The following were the risk factors for developing cranial nerve palsies in this study:

Risk factors:

  1. Age >45 years
  2.  Diabetes duration ≥ 10 years 
  3. male gender 
  4. DR
  5. Diabetic nephropathy
  6. Less significant risk factors include obesity and poor glycemic control
  7. Hypertension is not a risk factor but may worsen the effect of diabetes in ischemic nerve palsies

This study shed more light on the prevalence of ophthalmoplegia, its various cranial nerve palsies, and the crucial risk factors that clinicians should take into account when performing screening tests for this uncommon condition.

9. PRIMARY OPEN ANGLE GLAUCOMA (POAG): 

The blue mountains eye study Australia suggests that there is a true connection between Diabetes and POAG through unknown mechanisms. 

Several theories have been proposed regarding the biological connection between glaucoma and diabetes.
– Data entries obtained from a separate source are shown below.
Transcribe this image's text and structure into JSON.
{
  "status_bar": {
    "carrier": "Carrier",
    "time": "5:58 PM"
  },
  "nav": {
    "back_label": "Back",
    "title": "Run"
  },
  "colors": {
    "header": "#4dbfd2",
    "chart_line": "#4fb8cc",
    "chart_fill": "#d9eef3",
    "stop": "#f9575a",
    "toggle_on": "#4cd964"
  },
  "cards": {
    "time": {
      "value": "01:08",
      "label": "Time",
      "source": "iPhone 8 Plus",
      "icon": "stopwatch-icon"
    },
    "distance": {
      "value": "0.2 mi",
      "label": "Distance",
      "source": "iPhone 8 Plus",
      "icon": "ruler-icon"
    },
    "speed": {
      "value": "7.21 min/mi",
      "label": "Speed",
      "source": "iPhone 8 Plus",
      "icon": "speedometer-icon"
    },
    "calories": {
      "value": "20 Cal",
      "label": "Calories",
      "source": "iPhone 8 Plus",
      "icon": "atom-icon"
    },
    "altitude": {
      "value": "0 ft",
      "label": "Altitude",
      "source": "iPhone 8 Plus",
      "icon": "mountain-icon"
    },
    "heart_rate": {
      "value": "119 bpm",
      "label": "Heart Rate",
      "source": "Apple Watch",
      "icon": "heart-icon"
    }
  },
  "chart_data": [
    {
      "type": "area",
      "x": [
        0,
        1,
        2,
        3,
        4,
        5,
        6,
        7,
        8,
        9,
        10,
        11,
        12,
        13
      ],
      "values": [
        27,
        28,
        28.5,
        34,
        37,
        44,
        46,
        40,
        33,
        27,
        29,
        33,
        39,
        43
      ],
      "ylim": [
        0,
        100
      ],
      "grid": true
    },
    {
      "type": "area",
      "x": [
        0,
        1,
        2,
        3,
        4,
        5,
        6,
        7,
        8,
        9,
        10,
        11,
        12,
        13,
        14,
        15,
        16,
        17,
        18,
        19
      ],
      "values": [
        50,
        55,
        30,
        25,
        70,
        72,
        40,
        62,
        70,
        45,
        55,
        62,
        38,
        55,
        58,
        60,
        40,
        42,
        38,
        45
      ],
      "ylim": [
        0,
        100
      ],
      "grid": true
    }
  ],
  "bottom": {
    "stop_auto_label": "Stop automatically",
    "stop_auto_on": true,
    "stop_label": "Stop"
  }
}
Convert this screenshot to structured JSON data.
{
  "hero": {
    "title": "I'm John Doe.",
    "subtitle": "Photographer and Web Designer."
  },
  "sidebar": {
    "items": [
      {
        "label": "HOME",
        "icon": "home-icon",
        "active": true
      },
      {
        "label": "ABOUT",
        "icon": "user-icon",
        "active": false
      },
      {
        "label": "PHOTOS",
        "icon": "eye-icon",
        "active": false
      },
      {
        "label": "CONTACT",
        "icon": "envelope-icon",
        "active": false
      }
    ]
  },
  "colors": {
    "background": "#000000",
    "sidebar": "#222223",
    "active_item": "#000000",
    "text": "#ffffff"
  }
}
The suggested theories are as follows:

  1. Microangiopathies result from diabetes. Due to the reduced blood flow to the retina and optic nerve, the retinal cells (also known as retinal ganglion cells, or RGC), which transmit visual information to the optic nerve, receive less oxygen and nutrients. This would lead to RGC degeneration and the start of glaucomatous impairment.
  2. Second, there is a tonne of evidence that diabetes-related hyperglycemia and lipid abnormalities can increase the risk of neuronal injury, suggesting that diabetic patients have a higher risk of RGC death.
  3. Third, the increased glucose in the aqueous humor in diabetic patients’ eyes would promote the production and accumulation of fibronectin to encourage the loss of trabecular meshwork cells, which might impede the aqueous humor’s outflow system and ultimately lead to POAG.

QUICK SUMMARY:

Diabetes can result in severe eye conditions as a result of unchecked blood sugar levels, which can cause vision loss and even blindness. Under the direction of a doctor, maintaining good blood sugar control with a healthy diet and medications is crucial.